Re: [PATCH 2/2] sched/fair: util_est: add running_sum tracking

From: Patrick Bellasi
Date: Wed Jun 06 2018 - 06:38:31 EST


Hi Vincent,

On 06-Jun 10:26, Vincent Guittot wrote:

[...]

> For the above 2 tasks of the example example we have the pattern
>
> Task 1
> state RRRRSSSSSSERRRRSSSSSSERRRRSSSSSS
> util_avg AAAADDDDDD AAAADDDDDD AAAADDDDDD
>
> Task 2
> state WWWWRRRRSSEWWWWRRRRSSEWWWWRRRRSS
> util_avg DDDDAAAADD DDDDAAAADD DDDDAAAADD
> running_avg AAAADDC AAAADDC AAAADD
>
> R : Running 1ms, S: Sleep 1ms , W: Wait 1ms, E: Enqueue event
> A: Accumulate 1ms, D: Decay 1ms, C: Copy util_avg value
>
> the util_avg of T1 and T2 have the same pattern which is:
> AAAADDDDDDAAAADDDDDDAAAADDDDDD
> and as a result, the same value which represents their utilization
>
> For the running_avg of T2, there is only 2 decays aftert the last running
> phase and before the next enqueue
> so the pattern will be AAAADDAAAA
> instead of the AAAADDDDDDAAAA
>
> the runninh_avg will report a higher value than reality

Right!... Your example above is really useful, thanks.

Reasoning on the same line, we can easily see that a 50% CFS task
co-scheduled with a 50% RT task, which delays the CFS one and has the
same period, will make the CFS task appear as a 100% task.
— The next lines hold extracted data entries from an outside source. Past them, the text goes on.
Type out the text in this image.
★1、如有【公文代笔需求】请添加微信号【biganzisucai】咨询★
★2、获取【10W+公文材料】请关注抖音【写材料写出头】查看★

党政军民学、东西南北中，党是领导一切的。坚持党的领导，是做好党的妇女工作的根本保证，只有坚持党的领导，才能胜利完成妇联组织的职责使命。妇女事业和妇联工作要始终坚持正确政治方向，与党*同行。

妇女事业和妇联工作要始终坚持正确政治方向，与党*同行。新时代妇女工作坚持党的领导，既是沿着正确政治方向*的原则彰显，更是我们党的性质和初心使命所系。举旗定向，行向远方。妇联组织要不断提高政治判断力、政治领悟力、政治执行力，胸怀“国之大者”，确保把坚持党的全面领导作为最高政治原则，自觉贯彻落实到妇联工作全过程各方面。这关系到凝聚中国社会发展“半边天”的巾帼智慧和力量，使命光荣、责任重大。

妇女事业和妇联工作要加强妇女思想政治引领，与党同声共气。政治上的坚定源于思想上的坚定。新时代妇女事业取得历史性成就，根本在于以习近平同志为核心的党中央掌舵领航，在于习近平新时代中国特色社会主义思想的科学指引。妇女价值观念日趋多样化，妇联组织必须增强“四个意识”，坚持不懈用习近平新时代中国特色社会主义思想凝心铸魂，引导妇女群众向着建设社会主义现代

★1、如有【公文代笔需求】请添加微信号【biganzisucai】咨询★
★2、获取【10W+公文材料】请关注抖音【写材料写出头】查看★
Which is definitively not what we want to sample as estimated
utilization.

The good news, if we like, is instead that util_avg is already
correctly reporting 50% at the end of each activation and thus, when
we collect util_est samples we already have the best utilization value
we can collect for a task.

The only time we collect "wrong" estimation samples is when there
is not idle time, thus eventually util_est should be improved by
discarding samples in that cases... but I'm not entirely sure if and
how we can detect them.

Or just to ensure we have idle time... as you are proposing in
the other thread.

Thanks again for pointing out the issue above.